The carriage turned left on One Hundred and Sixth Street, and I spurred Tumbler to catch up. The streets in Harlem are dirt rather than paving stones, and the carriage left deep ruts in the mud as it passed. Tumbler kicked up the same mud, laboring to keep up. We rumbled over the train tracks again, and then by Harlem Lake, where the carriage swerved to dodge a deep mud puddle.
We turne
d left again, urgency in the tread, and now I was sure we were cutting through one of the Gansevoort estates. New York is cut up into blocks and tenements, but Harlem is still sprawling manors and old forests. On both sides of the road I saw great columned houses and thick oaks. From here I could almost imagine what the entire island must’ve been like when Pop was my age. Then again, no amount of trees could stifle the smell the tanneries and factories coming from the city.
The carriage sped up again and made a hard right onto Ninety-Sixth Street. The street was more crowded than the others and I had to weave Tumbler through pushcarts and pedestrians. A pair of young men raced their own horses down the street, and Tumbler snapped her own reins, taking the race as a challenge. Meanwhile, I was losing ground on the carriage as it wove through traffic.

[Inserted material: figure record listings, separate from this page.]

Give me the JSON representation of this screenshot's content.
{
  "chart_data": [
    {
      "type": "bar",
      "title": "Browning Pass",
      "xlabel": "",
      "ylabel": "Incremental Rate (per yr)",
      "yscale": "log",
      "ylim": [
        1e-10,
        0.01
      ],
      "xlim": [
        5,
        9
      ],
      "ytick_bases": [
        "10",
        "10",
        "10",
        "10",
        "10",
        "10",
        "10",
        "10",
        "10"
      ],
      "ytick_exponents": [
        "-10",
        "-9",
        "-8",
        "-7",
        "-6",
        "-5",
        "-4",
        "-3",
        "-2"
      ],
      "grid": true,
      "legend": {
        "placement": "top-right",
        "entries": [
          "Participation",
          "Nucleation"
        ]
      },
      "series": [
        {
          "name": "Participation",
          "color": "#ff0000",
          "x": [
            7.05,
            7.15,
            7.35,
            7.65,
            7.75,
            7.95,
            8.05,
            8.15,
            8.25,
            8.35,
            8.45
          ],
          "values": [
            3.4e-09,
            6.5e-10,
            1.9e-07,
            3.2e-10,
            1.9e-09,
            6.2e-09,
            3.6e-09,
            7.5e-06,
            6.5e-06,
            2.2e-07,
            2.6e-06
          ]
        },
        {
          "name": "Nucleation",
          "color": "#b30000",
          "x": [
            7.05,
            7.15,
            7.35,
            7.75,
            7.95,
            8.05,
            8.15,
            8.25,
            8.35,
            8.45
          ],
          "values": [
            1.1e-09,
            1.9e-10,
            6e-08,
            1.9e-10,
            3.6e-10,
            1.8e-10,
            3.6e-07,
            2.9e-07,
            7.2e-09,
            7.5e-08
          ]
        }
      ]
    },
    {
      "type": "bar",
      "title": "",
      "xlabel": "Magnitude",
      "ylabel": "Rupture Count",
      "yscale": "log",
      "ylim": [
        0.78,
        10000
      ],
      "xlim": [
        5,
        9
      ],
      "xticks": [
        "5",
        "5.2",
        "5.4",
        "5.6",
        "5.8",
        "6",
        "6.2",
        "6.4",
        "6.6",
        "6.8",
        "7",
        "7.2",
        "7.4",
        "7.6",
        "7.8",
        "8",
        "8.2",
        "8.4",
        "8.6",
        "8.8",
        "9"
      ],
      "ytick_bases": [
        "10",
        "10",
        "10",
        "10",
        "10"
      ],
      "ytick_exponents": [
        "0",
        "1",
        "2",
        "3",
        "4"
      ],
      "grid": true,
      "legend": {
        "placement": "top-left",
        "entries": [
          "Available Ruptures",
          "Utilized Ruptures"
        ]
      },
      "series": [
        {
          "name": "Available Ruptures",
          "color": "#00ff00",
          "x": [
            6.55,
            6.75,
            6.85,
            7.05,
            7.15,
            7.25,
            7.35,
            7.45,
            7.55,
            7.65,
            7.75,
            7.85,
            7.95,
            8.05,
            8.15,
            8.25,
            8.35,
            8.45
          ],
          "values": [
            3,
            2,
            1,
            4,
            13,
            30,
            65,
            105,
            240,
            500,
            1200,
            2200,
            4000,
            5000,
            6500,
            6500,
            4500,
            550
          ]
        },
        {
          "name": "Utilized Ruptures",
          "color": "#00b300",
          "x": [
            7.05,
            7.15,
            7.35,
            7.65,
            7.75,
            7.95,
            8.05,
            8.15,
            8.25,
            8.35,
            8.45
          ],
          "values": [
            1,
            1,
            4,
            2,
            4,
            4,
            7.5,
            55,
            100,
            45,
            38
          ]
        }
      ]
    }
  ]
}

Near Bloomingdale Road, Wythe turned north through a manor’s open gate. There were several carriages driving in, along with people on horses and on foot. They all appeared to be well dressed, but not in formal ware. They were journeymen, not gentlemen. I steered Tumbler between the gates and followed the stream of people.
We trotted away from the manor house, a grand house in the New Roman design. Instead, we went to a large field with wooden risers in a V shape at one end. The risers were filling with spectators that eagerly watched the men on the field. I couldn’t see the ball, but I knew they were throwing one, warming up their arms against the November chill.
Wythe and a companion exited their carriage and walked to the field, apparently unaware of my presence. I dismounted and tied Tumbler’s reins to a small tree.
A young man with a smith’s shoulders passed me. “Who’s playing?” I asked.
“The Knickerbockers came over from Hoboken and challenged the Gotham club,” he chittered. “Mayor Wood set the game up. It’s the last game of the year, before the snow gets too deep. I’m guessin’ ol’ Doc Adams strikes five or six aces on his own. Who’re you for?”